Die SPD streitet sich, ob ein gesetzlicher Mindestlohn möglich ist – Ende November fällt die Entscheidung

BERLIN taz ■ Der gesetzliche Mindestlohn lässt auf sich warten. Der SPD-Parteivorsitzende Franz Müntefering sagte gestern nach einer Sitzung des SPD-Gewerkschaftsrats, man werde sich dem Thema „ohne Hektik und ohne schuldhaftes Verzögern“ widmen. DGB-Chef Michael Sommer sagte zuerst: „Die Gewerkschaften sind sich einig, dass wir einen Mindestlohn brauchen.“ Danach schloss er sich dem relaxten SPD-Chef an: „Wir brauchen keinen Schnellschuss, sondern eine saubere Lösung.“

Bis zum 29. November will sich die SPD mit den Gewerkschaften auf eine Position zum Mindestlohn einigen. „Unterstellt, wir sind uns einig, dann werden wir das Thema vorantreiben“, sagte Müntefering. Einen Termin für das Mindestlohngesetz wollte Müntefering nicht nennen. Dazu sei es derzeit noch zu früh.

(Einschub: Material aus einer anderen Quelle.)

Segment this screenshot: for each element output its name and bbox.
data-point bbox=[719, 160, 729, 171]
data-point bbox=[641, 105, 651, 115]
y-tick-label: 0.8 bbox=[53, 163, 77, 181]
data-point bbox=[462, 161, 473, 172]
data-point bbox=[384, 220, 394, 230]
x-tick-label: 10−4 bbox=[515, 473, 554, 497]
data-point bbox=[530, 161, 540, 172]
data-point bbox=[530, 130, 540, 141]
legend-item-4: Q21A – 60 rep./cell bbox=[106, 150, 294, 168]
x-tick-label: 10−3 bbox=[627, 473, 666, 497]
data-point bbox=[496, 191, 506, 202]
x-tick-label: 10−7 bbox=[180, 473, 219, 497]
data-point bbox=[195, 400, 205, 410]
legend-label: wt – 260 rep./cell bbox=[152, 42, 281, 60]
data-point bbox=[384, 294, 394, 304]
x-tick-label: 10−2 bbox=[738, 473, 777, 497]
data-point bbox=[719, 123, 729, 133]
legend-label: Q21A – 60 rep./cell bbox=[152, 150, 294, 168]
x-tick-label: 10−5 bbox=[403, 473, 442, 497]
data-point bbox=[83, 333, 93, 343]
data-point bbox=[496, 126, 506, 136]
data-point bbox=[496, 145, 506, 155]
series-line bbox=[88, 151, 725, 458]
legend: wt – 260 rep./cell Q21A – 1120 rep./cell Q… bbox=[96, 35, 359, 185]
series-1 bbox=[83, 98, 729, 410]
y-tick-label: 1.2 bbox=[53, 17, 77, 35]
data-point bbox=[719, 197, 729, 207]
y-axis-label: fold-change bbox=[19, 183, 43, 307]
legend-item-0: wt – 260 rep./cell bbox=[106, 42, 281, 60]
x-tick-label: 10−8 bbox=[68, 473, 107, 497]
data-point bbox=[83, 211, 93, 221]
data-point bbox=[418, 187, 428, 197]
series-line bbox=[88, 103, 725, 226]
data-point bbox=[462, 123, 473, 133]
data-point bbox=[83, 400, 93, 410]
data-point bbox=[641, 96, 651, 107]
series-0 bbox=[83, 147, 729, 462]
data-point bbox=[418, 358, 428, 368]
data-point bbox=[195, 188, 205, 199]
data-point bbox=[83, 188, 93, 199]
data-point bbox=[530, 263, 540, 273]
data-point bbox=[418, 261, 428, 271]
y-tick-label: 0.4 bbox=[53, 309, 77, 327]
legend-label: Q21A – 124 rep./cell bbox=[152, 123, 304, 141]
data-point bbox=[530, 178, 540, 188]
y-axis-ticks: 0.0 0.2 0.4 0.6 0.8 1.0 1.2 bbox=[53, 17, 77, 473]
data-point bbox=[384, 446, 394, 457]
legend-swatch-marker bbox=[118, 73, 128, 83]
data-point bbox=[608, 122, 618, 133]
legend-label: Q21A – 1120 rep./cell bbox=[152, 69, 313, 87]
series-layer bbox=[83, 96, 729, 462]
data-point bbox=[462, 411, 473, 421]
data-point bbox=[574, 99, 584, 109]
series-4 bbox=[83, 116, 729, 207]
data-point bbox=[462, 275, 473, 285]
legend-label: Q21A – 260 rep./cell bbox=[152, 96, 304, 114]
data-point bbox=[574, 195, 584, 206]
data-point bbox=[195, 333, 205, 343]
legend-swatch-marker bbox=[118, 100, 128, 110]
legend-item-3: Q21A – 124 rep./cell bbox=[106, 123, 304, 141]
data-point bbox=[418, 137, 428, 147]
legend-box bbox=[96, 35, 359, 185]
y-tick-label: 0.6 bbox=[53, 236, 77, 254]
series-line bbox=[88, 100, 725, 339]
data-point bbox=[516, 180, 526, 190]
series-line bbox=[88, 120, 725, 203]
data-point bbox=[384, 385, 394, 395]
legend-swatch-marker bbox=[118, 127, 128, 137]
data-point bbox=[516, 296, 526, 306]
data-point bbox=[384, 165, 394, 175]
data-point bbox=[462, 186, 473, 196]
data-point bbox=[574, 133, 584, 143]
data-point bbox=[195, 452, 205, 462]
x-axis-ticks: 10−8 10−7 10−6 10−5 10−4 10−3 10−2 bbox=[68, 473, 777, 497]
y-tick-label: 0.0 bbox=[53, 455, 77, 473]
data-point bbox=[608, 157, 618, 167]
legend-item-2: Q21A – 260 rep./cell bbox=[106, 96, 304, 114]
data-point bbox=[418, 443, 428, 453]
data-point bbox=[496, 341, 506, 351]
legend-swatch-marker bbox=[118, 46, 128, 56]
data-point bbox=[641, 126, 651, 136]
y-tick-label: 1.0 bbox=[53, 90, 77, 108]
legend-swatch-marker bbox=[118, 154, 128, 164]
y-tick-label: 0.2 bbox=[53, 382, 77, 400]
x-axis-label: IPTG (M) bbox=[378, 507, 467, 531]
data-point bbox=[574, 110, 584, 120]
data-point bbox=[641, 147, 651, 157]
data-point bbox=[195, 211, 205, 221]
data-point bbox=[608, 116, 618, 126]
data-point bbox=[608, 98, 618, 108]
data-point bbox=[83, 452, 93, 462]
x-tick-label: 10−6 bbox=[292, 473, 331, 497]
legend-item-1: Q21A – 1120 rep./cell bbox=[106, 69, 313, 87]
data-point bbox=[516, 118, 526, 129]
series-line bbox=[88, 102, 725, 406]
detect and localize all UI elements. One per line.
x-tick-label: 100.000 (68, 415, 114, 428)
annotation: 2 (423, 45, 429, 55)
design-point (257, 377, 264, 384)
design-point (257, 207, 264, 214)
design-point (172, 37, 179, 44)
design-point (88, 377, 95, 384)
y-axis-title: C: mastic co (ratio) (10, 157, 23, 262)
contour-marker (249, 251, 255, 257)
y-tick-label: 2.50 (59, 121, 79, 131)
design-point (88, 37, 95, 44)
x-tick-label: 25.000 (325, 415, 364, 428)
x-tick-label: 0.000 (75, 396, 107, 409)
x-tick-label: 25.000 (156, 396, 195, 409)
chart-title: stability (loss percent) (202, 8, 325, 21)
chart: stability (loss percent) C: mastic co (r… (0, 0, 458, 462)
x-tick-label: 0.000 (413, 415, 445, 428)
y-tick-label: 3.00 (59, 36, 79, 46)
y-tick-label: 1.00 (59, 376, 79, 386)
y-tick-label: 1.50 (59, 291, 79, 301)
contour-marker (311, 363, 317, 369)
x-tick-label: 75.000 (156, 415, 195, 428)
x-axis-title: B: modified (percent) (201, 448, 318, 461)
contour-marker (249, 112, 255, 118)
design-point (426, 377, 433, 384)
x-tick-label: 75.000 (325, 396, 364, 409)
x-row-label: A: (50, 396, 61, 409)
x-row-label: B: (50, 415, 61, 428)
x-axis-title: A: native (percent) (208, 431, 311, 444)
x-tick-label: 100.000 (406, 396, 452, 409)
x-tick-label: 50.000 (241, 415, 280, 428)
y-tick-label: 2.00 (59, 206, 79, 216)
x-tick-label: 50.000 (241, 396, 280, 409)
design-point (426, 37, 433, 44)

In verschiedenen Medien war Müntefering vorgeworfen worden, er wolle eigentlich gar keinen Mindestlohn. Der SPD-Chef habe mit seinem Vorstoß nur die Parteilinken und die Gewerkschaften beruhigen wollen. Müntefering habe damit gerechnet, dass sich die Gewerkschaften ohnehin nicht auf eine Forderung nach einem Mindestlohn einigen könnten. Dies könnte erklären, warum der SPD-Chef das Thema gestern so zögerlich umtänzelte. Doch der Parteichef wies derartige Kritik zurück: „Im Gegensatz zu dem, was manche behaupten, werden wir dieses Instrument ernsthaft prüfen.“

Die Gewerkschaften wollen daran glauben, dass es der SPD-Spitze ernst ist mit dem Mindestlohn: „Wir verlassen uns selbstverständlich auf das, was Herr Müntefering gesagt hat“, sagte ein Sprecher der IG Metall. Er sehe in dieser Frage Einvernehmen mit der SPD, meinte auch DGB-Chef Sommer.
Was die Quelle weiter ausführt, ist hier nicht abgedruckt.